La cour de France, lieu de perdition ?

Tel est l’avis de la jeune poétesse en langue latine Jeanne Otho, née à Gand. Appartenant au monde protestant, elle relève en outre, dans des vers dédiés à Camille de Morel, femme de lettres du milieu humaniste parisien, la difficulté de concilier les arts et la vie domestique (1566)
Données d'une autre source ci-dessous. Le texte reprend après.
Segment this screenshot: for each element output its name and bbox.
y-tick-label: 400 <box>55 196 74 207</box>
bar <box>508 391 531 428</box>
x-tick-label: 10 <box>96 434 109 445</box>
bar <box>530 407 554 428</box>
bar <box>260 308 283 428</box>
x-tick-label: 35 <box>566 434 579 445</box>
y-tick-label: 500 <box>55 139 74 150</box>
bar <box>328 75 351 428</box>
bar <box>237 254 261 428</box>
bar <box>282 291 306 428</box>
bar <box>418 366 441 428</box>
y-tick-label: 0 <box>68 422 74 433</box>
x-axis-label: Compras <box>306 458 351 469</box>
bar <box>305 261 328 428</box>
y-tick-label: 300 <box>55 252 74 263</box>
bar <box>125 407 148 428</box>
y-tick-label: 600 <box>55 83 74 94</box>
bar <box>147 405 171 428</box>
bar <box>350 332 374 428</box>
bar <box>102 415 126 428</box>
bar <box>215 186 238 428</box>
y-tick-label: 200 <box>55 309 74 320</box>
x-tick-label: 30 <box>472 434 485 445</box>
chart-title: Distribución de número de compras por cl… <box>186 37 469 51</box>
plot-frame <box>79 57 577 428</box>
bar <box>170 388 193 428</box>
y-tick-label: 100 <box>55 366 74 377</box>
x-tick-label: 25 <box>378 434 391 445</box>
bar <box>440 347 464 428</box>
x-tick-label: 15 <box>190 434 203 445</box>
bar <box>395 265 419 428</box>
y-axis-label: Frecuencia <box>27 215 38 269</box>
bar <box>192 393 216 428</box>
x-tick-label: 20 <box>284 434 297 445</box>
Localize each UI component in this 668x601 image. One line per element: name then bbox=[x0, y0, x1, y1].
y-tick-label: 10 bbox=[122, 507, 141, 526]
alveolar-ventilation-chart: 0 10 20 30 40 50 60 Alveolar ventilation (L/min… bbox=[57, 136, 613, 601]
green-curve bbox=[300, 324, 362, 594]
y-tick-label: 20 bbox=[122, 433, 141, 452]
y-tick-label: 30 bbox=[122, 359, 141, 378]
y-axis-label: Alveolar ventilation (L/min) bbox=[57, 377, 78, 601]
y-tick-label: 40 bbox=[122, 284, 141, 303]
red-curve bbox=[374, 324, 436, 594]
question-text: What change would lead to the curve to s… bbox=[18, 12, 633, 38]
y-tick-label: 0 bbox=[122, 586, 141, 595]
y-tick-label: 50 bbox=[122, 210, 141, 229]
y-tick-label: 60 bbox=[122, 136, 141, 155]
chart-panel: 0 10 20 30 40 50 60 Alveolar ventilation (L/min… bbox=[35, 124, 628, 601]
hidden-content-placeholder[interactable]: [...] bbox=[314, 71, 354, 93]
   « Prenez garde de ne pas être déçue. Il n’y a pas de piété à la cour / Pendant que la vaine foule y voit quelque chose de grand » ( « Ne fallare cave, nihil est pietatis in aula, / Dum quid in hac magni vulgus inane videt » ). Ainsi Jeanne Otho (Johanna Otho ou Othonia), jeune poétesse née à Gand au milieu du XVIe siècle, s’exprime-t-elle à propos de la cour de France en son temps. Ces propos peu amènes font partie d’un poème écrit en 1566, récemment édité et traduit pour la première fois dans son entièreté par Kaitlin Karmen (University of Michigan, Ann Arbor) [1].

   Ce regard particulier n’est évidemment pas étranger à l’appartenance de l’auteure et de sa famille au monde protestant. Fille de Johannes Otho, enseignant et humaniste dans le premier sens du terme – qui désigne l’érudition dans les langues et les littératures anciennes –, Jeanne a passé une partie de sa vie à Duisburg (duché de Clèves). Un des élèves de son père, Charles Utenhove, a acquis une célébrité internationale au sein de la république des lettres. C’est par son intermédiaire que la jouvencelle est entrée en contact avec une autre plume des plus renommées: Camille de Morel. A celle-ci, en accompagnement d’une lettre, ont été dédiés les vers dont il est ici question.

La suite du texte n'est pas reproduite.